The elements of Benedict’s “hermeneutic of reform” are nothing new in the life of the Church. Both Yves Congar in the 1960s and John Henry Newman in the late 1800s made exactly the same arguments for genuine reform: the application of a principle of internal ressourcement is the only way to a true expression of catholicity. Here I quote from Congar and Newman respectively:
“There are only two possible ways of bringing about renewal or updating. You can either make the new element that you want to put forward normative, or you can take as normative the existing reality that needs to be updated or renewed … You will end up with either a mechanical updating in danger of becoming both a novelty and a schismatic reform, on the one hand, or a genuine renewal (a true development) that is a reform in and of the Church, on the other hand.”
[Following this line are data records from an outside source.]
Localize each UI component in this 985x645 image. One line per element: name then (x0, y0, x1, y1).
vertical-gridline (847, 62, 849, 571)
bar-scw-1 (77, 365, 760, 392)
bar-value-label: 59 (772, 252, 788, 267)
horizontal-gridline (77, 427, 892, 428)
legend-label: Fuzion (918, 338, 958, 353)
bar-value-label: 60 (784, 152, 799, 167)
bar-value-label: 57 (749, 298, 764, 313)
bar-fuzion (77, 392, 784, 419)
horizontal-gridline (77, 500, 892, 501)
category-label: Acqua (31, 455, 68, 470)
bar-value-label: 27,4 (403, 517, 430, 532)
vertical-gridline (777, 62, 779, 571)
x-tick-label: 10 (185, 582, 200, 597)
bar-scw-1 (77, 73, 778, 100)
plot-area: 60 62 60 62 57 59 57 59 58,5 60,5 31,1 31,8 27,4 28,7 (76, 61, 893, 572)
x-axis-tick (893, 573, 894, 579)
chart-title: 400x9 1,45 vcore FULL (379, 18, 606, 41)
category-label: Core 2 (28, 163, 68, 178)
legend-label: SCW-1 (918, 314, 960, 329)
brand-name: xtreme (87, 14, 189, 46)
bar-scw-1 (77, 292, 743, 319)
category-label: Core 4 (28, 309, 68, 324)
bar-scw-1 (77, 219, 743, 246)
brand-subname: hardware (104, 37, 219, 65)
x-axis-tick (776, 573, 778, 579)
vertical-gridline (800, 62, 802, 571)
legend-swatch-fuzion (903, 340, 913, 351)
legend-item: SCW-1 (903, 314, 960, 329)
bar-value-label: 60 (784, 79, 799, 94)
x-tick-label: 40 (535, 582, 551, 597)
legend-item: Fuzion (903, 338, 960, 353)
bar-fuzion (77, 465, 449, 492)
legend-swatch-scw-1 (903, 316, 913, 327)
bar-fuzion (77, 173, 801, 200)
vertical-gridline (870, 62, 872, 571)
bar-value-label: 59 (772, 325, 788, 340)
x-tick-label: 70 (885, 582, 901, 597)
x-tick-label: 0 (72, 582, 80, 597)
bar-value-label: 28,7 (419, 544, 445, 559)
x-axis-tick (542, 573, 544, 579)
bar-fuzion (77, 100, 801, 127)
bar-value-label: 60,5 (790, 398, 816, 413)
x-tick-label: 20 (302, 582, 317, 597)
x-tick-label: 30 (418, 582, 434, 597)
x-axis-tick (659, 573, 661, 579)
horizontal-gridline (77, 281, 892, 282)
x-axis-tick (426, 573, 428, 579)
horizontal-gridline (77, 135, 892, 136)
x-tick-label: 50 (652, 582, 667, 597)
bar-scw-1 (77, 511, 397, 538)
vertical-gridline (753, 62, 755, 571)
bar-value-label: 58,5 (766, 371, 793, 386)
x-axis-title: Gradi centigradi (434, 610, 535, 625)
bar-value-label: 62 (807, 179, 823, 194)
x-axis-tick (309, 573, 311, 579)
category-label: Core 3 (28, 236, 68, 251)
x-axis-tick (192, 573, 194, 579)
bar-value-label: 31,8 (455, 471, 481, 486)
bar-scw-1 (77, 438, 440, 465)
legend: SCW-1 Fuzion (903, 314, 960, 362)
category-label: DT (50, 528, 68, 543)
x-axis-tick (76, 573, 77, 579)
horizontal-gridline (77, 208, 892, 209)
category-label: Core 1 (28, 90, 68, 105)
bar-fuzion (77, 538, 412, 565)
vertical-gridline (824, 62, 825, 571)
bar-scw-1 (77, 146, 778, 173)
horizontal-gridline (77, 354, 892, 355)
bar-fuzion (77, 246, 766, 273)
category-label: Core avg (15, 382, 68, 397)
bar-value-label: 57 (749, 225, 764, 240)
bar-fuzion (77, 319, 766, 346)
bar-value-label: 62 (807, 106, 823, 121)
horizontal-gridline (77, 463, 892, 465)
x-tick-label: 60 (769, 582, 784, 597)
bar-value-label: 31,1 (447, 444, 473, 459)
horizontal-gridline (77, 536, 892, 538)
“Those [developments] which do but contradict and reverse the course of doctrine which has been developed before them, and out of which they spring, are certainly corrupt; for a corruption is a development in that very stage in which it ceases to illustrate, and begins to disturb, the acquisitions gained in its previous history.”
It is no mere coincidence that both Newman and Congar are universally recognised as being two of the great “prophets” who shaped the reforming agenda taken up by the Second Vatican Council.
Any analysis of the reception of the Council in the life of the Church today, any contemporary call for reform in the life of the Church precipitated by current events and times, and any reform proposed by Pope Francis, would do well to keep in mind the elements by which genuine ecclesial reform will happen. As a theological friend from outside of the Catholic tradition has recently put it, “No one who has not learned to be traditional can dare to innovate.”